The Story: A new survey finds the reason people avoid going to church is more often for practical or personal reasons, rather than lack of belief.

The Background: A new Pew Research Center survey asked Americans why they do or do not regularly go to church, synagogue, mosque or another house of worship. The overwhelming reason why people attend such services is to feel closer to God. But their reasons for staying away are more complicated.

Less than one-third (28 percent) say they don’t go because they are unbelievers. Among self-identified Christians, the predominant reason that non-churchgoers offer for not attending worship services is that they practice their faith in other ways. Almost half of evangelicals in this category (46 percent) say this is a very important reason for not going to church more often. The next most common reason evangelicals give for not attending services is that they haven’t found a church or house of worship they like (33 percent).

One-in-five evangelicals says they dislike the sermons, and a little more than one-in-ten (11 percent) says they do not feel welcome at religious services. About one in four (26 percent) cites logistical reasons for not going to religious services, such as not having the time or being in poor health.

As Pew notes, more than half of those who do not attend church or another house of worship for reasons other than non-belief are women, and they tend to be older, less highly educated, and less Democratic compared with those who do not go because of a lack of faith. Meanwhile, those who refrain from attending religious services because they are non-believers are more highly educated and largely male, young, and Democratic.

What It Means: Ask most churchgoers why think people in their community don’t join them in the pews and they’re likely to say it’s because most people aren’t believers. Yet ask those same church attenders how many people in America claim to be Christian and they’ll probably give close to the correct answer (i.e., 75 percent).

Perhaps I’m misjudging their responses, but it’s what I would have answered.

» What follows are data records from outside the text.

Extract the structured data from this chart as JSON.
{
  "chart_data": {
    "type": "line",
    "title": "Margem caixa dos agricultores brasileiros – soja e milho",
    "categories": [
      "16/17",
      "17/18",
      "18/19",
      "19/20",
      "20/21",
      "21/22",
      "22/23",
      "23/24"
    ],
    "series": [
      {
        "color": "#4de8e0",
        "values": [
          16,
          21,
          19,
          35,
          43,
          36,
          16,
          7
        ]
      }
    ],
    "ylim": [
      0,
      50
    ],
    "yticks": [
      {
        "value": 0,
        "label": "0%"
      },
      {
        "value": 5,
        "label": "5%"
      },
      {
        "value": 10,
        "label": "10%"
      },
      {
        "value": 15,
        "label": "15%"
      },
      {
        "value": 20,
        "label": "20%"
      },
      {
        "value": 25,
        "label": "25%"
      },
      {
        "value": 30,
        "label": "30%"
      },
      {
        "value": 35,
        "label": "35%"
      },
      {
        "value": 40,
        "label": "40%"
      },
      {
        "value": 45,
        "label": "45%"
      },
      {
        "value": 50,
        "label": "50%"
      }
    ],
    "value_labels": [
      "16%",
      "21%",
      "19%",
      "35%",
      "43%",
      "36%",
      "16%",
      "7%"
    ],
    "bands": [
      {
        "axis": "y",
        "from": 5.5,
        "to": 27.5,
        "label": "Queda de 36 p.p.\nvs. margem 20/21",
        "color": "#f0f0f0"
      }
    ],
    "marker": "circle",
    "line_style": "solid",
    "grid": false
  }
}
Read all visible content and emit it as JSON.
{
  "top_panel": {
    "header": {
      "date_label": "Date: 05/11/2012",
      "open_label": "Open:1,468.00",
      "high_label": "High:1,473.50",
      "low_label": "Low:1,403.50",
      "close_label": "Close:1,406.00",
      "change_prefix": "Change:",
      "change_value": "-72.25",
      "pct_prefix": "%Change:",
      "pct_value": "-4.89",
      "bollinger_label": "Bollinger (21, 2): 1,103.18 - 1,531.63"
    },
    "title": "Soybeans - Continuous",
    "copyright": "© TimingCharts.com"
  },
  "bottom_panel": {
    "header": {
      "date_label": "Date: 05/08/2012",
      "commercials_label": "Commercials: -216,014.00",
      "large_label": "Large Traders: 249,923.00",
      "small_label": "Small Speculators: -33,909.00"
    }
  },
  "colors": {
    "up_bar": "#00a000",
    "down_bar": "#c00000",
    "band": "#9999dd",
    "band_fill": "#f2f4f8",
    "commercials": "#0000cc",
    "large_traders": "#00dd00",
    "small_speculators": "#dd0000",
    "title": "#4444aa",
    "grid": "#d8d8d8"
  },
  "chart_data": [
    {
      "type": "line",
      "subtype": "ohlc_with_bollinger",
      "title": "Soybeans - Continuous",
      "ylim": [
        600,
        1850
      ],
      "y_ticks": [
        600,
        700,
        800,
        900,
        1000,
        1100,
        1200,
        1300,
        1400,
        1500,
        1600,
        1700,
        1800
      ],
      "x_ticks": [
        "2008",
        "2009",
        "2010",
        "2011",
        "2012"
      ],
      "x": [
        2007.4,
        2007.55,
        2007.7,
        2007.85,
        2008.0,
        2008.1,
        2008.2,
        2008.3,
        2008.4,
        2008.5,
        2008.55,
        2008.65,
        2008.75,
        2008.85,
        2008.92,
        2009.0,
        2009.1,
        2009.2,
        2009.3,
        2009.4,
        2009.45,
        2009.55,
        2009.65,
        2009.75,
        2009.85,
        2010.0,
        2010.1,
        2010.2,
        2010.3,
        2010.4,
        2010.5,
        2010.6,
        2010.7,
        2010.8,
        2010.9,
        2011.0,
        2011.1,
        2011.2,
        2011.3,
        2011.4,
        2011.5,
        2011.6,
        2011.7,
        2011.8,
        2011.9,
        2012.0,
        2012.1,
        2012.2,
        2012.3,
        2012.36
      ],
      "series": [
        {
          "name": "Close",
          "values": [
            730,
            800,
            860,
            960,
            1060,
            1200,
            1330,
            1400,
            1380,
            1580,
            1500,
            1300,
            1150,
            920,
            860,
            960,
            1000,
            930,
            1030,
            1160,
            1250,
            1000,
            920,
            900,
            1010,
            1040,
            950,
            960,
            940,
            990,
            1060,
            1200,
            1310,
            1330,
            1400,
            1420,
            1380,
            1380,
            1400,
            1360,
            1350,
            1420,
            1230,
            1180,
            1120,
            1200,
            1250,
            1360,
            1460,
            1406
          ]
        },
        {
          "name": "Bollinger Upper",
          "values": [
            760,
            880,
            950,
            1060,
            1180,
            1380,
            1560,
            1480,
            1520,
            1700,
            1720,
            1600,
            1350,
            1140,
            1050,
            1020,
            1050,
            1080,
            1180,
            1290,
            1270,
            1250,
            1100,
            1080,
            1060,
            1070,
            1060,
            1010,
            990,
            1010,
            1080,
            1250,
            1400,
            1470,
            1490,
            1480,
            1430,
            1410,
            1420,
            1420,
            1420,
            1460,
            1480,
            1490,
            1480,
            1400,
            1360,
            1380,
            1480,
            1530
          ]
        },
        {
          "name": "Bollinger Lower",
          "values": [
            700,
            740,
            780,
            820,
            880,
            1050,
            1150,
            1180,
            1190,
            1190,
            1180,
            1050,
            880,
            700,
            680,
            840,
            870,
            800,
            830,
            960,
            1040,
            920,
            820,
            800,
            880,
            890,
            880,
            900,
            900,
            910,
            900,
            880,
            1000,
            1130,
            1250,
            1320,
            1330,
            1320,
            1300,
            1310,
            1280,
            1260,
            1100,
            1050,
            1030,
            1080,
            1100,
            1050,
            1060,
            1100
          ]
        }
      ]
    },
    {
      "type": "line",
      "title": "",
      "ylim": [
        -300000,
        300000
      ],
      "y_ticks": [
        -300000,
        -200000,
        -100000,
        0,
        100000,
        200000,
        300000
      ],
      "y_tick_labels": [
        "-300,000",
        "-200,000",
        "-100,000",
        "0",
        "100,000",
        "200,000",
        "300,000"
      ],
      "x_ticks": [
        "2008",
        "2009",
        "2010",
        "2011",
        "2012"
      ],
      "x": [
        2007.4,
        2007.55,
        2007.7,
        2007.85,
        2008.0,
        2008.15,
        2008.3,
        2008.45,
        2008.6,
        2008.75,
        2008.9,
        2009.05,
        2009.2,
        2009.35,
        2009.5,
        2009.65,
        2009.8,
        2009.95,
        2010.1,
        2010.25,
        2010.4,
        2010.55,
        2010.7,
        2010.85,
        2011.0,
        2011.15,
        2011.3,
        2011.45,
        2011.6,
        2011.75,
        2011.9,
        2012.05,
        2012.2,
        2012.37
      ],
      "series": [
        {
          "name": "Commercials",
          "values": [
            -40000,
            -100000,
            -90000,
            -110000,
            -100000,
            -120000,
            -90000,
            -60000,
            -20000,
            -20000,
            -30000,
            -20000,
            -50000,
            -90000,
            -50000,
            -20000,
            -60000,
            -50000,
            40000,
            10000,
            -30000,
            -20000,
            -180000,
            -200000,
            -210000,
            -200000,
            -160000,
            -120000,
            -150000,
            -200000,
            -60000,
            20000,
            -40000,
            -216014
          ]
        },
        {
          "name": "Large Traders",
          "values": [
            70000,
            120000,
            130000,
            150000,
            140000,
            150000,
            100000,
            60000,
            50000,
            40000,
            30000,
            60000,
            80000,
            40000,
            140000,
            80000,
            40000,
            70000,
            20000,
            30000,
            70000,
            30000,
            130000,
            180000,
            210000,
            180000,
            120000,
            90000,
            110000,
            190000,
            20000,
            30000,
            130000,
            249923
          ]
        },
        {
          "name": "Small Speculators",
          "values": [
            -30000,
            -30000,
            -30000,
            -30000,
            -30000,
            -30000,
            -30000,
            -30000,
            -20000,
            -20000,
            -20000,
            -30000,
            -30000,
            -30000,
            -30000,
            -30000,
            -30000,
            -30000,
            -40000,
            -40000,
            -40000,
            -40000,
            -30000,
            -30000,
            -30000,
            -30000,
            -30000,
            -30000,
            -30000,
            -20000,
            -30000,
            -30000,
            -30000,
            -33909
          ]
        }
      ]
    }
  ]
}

As a pastor in a young church plant I tend to think of the “unchurched” as non-believers rather than as merely non-attenders. Despite being hyper-aware of the problem of nominal Christianity in America, I rarely make the connection that my own neighbors are the problem.

And the reason for my cognitive dissonance is likely because I don’t want to call them out on it. I truly believe in the paradox of church attendance: While you don’t have to go to church to be a Christian, if you never go to church you probably aren’t a Christian. But I have a hard time speaking that truth to my neighbor. I wish I had the courage to say, as Ricky Jones says,

I want you to understand that being a part of the universal church without submitting to a local church is not possible, biblical, or healthy.

First, it’s simply not possible. To imply you can be part of the greater community without first being part of the smaller is not logical. You cannot be part of Rotary International without also being part of a local chapter. You cannot be part of the universal human family without first being part of a small immediate family.

Second, it’s not biblical. Every letter in the New Testament assumes Christians are members of local churches. The letters themselves are addressed to local churches. They teach us how to get along with other members, how to encourage the weak within the church, how to conduct ourselves at church, and what to do with unrepentant sinners in the church. They command us to submit to our elders, and encourage us to go to our elders to pray. All these things are impossible if you aren’t a member of a local church. (See 1 and 2 Corinthians, James, Ephesians, 1 and 2 Timothy, and 1 Peter for references.)

Asking where the Bible commands you to be a church member is like asking where the USGA rulebook for golf insists you be a human. The whole book is addressed to the church.

This latest Pew survey is a reminder that if I love my neighbor—especially my nominal Christian neighbor—I will tell them, as my colleague Jeff Robinson says, that “when we say church membership/attendance is optional, we are also tacitly rejecting the very people Christ ‘bought with his own blood’ (Acts 20:28).” I need to find the courage to tell them that Christianity is not a choose-your-own path religion, and that the people we are to associate with have already been chosen for us.